Но мне тотчас же отворили. Не успел я опомниться, как хозяин, мой старый, со студенчества, добрый товарищ, с силой, точно тяжелую вещь, чуть не оборвав рукава пальто, затащил меня в комнату. «Ну! — Он тяжело дышал. — Говори, быстро!» Не успел я и рта раскрыть, как вбежала жена. При виде меня она растерялась не меньше, чем если бы обнаружила у себя в спальне ну хотя бы сименоновского Мэгре… «Вот видишь!» — восклицал муж, то ли укоряя меня за то, что я не воспользовался для откровенности долями секунды, пока мы были одни, то ли сообщая ей о загадочных ударах судьбы. «Да, да, да, — ошалело повторяла она. И стала искать возможную истину: — Что-нибудь серьезное? С Нонной? С Иришей? На работе?» — «Да подожди ты, — остановил ее муж, — разве не видишь: он…» — «Да, да, — посмотрела она на меня беспокойно и сострадательно. — Ты разденься, выпей воды. Чуяло мое сердце».

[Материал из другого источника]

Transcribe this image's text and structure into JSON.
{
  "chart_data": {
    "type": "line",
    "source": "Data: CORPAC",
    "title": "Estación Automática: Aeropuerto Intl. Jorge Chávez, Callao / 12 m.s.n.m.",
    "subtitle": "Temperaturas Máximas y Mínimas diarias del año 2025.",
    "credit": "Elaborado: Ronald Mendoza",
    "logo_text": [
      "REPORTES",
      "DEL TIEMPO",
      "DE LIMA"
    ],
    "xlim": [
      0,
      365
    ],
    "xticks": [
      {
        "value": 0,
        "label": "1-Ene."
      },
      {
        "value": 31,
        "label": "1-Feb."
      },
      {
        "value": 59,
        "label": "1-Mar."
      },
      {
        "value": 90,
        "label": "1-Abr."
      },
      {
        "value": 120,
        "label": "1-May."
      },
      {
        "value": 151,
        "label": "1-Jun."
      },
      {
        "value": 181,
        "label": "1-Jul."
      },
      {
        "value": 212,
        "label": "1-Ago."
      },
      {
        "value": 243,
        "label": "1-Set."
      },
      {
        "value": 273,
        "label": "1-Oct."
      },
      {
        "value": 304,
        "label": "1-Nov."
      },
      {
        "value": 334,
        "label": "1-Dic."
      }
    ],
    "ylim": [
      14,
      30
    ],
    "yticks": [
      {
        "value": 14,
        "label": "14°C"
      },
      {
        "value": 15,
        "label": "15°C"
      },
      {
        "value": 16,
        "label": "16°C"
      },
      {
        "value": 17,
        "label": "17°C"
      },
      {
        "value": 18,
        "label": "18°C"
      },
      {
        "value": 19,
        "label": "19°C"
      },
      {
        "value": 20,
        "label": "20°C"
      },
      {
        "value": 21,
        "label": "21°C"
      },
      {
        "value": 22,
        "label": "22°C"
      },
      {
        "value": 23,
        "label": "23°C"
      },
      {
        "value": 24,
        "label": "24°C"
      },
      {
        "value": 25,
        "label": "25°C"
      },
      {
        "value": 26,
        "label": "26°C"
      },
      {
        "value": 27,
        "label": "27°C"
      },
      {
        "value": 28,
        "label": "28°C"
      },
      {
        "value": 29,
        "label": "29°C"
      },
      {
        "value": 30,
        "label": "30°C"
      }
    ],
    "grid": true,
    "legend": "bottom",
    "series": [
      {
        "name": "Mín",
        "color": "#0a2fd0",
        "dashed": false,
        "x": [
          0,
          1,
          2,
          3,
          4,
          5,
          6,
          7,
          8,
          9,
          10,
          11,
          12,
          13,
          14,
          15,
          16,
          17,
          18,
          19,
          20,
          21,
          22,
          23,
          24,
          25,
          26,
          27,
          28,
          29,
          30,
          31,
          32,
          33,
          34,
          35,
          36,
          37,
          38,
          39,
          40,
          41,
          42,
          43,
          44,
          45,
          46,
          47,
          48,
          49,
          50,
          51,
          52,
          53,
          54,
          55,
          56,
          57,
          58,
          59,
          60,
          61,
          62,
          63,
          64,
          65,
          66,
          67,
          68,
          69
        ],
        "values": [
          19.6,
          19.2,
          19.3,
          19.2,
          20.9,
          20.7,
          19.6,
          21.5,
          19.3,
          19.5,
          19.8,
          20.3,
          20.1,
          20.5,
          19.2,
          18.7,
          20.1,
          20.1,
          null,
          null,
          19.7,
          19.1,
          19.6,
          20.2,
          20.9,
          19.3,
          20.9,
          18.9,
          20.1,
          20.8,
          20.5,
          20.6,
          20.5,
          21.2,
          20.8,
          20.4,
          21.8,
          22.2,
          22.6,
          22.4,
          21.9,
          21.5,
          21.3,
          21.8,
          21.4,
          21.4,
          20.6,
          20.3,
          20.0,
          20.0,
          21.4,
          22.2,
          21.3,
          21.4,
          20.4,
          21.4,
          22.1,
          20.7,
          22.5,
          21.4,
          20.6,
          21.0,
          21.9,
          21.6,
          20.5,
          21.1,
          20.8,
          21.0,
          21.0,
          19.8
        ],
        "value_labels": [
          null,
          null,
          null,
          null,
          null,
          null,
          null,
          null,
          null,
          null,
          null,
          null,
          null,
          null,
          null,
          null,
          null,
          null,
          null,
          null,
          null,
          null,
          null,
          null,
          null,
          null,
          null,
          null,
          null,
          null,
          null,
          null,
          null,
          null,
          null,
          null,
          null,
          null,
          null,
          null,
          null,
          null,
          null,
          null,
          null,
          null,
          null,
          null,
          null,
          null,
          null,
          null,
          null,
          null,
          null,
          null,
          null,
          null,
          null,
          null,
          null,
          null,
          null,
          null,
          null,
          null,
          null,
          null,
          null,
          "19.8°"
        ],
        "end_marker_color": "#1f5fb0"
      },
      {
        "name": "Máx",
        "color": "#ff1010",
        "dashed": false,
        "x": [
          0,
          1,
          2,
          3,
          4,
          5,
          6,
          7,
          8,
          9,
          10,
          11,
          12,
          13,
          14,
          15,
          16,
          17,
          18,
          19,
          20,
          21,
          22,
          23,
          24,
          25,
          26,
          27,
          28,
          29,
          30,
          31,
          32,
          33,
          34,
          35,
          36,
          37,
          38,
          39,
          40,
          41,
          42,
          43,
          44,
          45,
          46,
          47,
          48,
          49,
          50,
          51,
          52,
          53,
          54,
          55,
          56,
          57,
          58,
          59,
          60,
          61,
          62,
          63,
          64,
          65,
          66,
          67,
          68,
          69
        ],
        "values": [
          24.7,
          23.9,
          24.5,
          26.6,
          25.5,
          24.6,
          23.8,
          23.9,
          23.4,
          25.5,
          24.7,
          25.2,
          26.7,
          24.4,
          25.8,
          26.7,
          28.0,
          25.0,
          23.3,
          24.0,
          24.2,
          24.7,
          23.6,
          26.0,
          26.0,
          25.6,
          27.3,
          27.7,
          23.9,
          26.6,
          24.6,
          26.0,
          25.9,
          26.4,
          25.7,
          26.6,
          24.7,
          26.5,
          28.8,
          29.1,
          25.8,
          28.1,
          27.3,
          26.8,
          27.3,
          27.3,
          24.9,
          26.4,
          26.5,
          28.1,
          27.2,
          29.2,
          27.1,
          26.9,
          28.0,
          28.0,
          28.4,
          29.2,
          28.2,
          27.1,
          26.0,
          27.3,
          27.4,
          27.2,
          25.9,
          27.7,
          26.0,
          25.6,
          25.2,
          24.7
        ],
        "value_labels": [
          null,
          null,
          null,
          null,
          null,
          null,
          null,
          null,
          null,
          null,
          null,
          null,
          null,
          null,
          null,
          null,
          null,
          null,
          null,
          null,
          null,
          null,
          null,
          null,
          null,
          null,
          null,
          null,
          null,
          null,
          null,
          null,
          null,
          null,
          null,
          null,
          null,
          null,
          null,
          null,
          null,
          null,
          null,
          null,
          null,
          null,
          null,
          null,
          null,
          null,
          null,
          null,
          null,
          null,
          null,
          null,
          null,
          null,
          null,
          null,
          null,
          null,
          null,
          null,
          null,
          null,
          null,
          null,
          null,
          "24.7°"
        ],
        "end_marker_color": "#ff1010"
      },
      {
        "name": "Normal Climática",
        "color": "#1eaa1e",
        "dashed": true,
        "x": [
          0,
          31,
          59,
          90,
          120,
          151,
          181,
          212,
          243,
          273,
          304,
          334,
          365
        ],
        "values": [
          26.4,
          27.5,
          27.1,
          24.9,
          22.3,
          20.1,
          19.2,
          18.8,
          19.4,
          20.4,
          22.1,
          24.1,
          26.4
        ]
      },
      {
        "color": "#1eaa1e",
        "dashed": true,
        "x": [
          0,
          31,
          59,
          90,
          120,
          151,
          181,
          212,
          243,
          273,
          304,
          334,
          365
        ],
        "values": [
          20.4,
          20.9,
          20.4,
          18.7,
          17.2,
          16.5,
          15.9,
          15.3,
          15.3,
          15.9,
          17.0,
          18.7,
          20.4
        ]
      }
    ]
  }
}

Я действительно лишился дара речи. Они меня опять вывели в переднюю, бережно касаясь руками, как ребенка, раздели, поддерживая с обеих сторон, ввели во вторую комнату, усадили за стол и сами опустились на стулья с окаменевшими лицами. Минуту мы сидели молча… Потом муж сурово обратился к жене: «Может быть, ты позаботишься о чае!»

Когда она вышла, он наклонился быстро: «Говори же! Ну!» Мне не удавалось, как назло, заставить губы не расплываться в унизительной и жалкой улыбке. «Решил пойти в гости, — объяснил я улыбаясь, — к вам…» — «Что ж, — поморщился он, — валяй дурака. Твое дело».